By All Means, Professor Tribe, Let’s Provide Access to Justice. But Justice for Whom?

It says right here in the New York Times (Charlie Savage, For an Obama Mentor, a Nebulous Legal Niche, April 8, 2010, at p. A1) that Professor Lawrence H. Tribe, of Harvard Law School, has been appointed “senior counselor for access to justice” at the U.S. Justice Department. Access to Justice. Sounds good to us.

In case you haven’t noticed, in this blog we favor justice for all, even for  American property owners. It’s not that these folks are underserved like the poor who lack the understanding and the resources to secure justice from the courts. It’s that the federal courts have proclaimed it to be “the law” that property owners, unlike any other species of Americans, are forbidden to seek justice in federal courts when they claim that their federal constitutional rights have been violated when their property has been taken by state or local officials, or that they have been deprived of their property by state action without due process of law in violation of the 14th Amendment.

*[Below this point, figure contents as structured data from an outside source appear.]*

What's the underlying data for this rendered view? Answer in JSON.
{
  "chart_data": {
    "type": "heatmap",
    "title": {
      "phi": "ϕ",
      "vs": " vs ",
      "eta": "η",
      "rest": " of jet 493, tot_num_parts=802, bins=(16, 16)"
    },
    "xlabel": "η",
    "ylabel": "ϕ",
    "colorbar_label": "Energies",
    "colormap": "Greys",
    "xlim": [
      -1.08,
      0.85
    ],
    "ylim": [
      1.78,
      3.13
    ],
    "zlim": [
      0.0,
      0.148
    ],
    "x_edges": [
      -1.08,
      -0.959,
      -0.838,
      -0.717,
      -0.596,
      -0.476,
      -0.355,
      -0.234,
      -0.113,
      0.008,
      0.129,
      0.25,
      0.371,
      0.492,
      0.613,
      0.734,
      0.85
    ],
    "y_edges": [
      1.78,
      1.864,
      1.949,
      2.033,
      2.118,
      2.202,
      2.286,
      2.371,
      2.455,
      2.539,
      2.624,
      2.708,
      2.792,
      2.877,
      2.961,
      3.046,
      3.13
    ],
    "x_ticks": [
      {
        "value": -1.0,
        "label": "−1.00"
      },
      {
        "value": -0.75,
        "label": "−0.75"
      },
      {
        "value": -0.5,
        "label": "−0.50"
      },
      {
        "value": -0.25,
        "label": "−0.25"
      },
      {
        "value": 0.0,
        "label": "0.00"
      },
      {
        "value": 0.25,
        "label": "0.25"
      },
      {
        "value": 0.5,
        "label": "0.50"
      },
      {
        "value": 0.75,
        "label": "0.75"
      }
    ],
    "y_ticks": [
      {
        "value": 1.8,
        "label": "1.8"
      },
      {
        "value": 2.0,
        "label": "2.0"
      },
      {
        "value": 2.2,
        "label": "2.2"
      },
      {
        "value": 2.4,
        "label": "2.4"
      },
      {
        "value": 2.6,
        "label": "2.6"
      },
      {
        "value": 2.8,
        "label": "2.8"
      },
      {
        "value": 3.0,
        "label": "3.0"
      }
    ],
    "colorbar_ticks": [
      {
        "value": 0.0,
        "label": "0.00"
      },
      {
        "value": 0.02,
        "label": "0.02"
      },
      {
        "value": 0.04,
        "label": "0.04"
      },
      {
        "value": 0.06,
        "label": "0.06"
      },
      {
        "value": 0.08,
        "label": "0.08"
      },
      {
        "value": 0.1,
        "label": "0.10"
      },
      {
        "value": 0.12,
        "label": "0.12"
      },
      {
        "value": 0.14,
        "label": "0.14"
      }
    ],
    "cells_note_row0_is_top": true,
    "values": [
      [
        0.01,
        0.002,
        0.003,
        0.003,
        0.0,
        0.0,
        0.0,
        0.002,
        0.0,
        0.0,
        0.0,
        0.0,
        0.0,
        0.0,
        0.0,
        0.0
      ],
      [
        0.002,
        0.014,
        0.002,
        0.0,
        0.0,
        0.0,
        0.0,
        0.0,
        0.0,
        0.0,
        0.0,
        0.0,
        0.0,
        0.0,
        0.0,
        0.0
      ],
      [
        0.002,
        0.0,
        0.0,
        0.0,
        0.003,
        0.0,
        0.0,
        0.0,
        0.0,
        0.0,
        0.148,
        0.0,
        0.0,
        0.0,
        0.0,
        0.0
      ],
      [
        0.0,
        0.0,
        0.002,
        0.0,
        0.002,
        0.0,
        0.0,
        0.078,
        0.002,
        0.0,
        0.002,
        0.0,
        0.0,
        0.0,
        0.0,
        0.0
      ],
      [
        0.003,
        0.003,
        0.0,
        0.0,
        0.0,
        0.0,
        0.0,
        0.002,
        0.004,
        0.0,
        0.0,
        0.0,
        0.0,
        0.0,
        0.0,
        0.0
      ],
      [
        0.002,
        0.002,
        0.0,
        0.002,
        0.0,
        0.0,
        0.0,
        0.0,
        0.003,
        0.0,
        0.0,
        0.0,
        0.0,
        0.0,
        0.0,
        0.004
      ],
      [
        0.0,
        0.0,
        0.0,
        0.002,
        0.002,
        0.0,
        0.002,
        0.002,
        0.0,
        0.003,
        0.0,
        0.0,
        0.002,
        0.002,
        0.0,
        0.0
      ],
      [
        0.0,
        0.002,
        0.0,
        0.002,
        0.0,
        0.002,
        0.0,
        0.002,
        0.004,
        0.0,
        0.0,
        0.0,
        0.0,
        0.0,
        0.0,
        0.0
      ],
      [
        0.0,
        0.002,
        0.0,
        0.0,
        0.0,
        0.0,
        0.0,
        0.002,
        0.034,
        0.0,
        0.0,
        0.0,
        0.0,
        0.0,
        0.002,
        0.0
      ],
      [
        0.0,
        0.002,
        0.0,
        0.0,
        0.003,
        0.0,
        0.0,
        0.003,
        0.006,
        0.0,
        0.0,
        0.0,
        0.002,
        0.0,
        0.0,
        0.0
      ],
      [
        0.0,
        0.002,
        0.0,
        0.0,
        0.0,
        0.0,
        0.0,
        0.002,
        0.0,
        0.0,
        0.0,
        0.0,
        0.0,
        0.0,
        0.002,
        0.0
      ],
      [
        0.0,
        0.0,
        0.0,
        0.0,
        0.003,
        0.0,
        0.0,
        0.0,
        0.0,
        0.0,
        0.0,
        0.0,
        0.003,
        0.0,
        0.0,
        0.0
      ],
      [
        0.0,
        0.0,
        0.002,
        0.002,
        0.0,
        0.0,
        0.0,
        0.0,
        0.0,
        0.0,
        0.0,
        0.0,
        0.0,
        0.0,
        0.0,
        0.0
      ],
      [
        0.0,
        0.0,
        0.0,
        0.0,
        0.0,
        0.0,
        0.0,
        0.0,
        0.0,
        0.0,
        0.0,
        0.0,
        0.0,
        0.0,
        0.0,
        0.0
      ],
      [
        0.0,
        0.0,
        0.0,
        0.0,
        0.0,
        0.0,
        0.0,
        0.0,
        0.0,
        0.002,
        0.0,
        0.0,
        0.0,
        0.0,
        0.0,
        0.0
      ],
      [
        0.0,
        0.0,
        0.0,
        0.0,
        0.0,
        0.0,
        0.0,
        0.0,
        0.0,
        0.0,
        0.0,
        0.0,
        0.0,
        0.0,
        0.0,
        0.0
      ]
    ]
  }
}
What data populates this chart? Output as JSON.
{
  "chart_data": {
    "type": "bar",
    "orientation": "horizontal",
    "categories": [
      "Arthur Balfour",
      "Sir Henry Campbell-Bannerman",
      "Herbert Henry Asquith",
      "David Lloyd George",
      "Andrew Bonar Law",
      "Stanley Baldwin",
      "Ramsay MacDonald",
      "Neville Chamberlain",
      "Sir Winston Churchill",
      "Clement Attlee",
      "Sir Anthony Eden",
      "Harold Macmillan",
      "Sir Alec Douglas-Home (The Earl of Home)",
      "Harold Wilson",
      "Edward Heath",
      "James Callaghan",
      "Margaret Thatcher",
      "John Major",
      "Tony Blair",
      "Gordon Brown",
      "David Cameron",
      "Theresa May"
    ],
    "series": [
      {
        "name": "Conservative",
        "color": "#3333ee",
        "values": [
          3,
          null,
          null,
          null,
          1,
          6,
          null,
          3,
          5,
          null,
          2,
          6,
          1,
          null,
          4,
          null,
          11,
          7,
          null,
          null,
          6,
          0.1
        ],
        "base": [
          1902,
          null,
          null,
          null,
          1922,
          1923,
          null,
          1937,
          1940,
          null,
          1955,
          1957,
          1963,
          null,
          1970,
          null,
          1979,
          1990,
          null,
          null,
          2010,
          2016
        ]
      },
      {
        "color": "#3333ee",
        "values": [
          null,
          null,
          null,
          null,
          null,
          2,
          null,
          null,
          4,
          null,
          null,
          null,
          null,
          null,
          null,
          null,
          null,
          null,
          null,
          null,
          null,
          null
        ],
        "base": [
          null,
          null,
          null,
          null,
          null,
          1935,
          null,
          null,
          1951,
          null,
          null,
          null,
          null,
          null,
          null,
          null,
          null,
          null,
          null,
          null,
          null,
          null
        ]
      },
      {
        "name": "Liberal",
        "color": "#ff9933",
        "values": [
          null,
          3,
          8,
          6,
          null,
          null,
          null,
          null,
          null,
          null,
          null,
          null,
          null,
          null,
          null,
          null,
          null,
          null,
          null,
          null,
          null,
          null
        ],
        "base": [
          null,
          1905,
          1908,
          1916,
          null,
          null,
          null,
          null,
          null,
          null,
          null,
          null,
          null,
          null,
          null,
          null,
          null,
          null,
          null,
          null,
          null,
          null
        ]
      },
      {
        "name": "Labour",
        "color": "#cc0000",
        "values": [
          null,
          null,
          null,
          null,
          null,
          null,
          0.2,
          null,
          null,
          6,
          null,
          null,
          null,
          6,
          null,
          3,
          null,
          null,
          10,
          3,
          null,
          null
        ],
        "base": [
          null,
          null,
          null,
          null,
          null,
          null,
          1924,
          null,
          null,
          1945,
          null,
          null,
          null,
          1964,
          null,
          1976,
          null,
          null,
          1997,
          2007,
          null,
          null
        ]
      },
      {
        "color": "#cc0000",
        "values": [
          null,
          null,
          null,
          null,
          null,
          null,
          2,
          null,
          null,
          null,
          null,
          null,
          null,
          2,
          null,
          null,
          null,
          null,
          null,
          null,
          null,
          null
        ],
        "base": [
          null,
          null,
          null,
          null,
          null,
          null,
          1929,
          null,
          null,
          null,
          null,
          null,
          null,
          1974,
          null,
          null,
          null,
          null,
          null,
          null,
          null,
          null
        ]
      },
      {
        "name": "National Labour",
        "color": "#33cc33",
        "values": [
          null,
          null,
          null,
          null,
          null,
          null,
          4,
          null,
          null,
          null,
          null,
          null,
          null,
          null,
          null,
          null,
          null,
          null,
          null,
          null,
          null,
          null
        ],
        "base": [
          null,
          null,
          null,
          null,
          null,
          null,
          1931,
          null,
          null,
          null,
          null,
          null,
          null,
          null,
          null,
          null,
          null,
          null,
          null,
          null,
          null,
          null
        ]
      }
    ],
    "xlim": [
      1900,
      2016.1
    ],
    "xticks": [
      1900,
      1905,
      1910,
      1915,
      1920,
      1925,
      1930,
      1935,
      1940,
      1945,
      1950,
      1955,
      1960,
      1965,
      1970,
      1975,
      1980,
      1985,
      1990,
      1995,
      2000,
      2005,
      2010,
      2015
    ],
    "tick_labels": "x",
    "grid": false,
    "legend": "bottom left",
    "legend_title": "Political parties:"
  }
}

How American property owners got to be such legal pariahs is a bit of a long story, and if you are new to it, you can start with the recent article by J. David Breemer, Ripeness Madness: The Expansion of Williamson County’s Baseless “State Procedures” Takings Ripeness Requirement to Non-Takings Claims, 41 Urban Lawyer 615 (2009). Breemer tells the tale, and provides his readers with a convenient collection of legal commentaries dealing — or more accurately, trying to deal with — this intellectual and moral mess; see p. 615, footnote 3. For our own take, see 36 Urban Lawyer 671 (2004). 

If you don’t feel like tackling any legal prose — and if you don’t, who can blame you? — here is a brief summary. In the 1985 case of Williamson County Regional Planning Commission v. Hamilton Bank, 473 U.S. 172, the U.S. Supreme Court announced out of the blue a new ripeness rule: an inverse condemnation case, though constitutional in nature, is not ripe for federal court litigation until two things happen. First, unlike all other plaintiffs claiming a violation of their constitutional rights, the aggrieved owners must obtain a final administrative decision concerning the permitted use of their land, and beyond that, must seek a variance when reasonable use is denied. Second, the owners must then sue in state courts in an effort to obtain just compensation for the taking of their property. Only after both these steps have been taken unsuccessfully, is the owner’s cause of action for taking ripe for litigation in federal courts. So far, so bad — this is obviously a contrived legal regime that is designed not so much to exhaust potential remedies, as it is to exhaust the aggrieved plaintiff-owners economically and emotionally. But that isn’t the worst of it.

After property owners jump through these hoops and at long last present themselves in federal court with a ripe federal case, seeking long-delayed justice, they are informed that the judgment in the state court proceedings into which they were forced in order to ripen their federal case, is preclusive, which means that federal courts must give full faith and credit to the state court decision. Therefore, goes the reasoning, the owner may not litigate the federal constitutional taking claim, not even where the state court decision is made on purely state-law grounds.

What that means is that — as noted by four concurring U.S. Supreme Court justices in San Remo Hotel v. San Francisco, 545 U.S. 323, 351-352, n. 2 (2005) — the constitutionally aggrieved property owners cannot have their federal constitutional claim heard on the merits in any court. The effect of this rule is that when a state court disposes of their claim on state law grounds, it thereby emasculates the federal courts which are now said to be unable to provide a remedy for even conceded federal constitutional rights violation. You don’t believe it? Try Rainey Bros. Constr. Co. v. Memphis & Shelby County Board etc., 967 F.Supp. 998 (W.D.Tenn. 1997, aff’d. by unpublished opinion, 1999 U.S.App. LEXIS 6396.

So it seems to us that if anybody is in need of help to obtain “access to justice,” it’s those screwed property owners. So here is our modest suggestion to Professor Tribe. Perhaps he can devote his considerable talents to influencing the law to eliminate this absurdly discriminatory legal regime. Do you think he might give it a shot? No? We aren’t holding our breath either, but, hey man, “access to justice” is a good thing, and if a fellow — whoever he may be — can’t get his federal constitutional claim heard on the merits in federal courts, which, lest we forget, were set up precisely for the purpose of applying and enforcing the provisions of the federal constitution and federal laws, then something is very wrong with the court system that countenances it.

We don’t expect Professor Tribe to get upset over the plight of these folks, but we harbor a forlorn hope that he might get concerned over the denial of access to justice that this “law” represents.  After all, it says “Equal Justice Under Law” over the entrance to the U.S. Supreme Court, and it doesn’t seem to us to ask for too much to provide justice to American property owners the same as to convicted murderers, child rapists, dope dealers, porn producers and terrorists.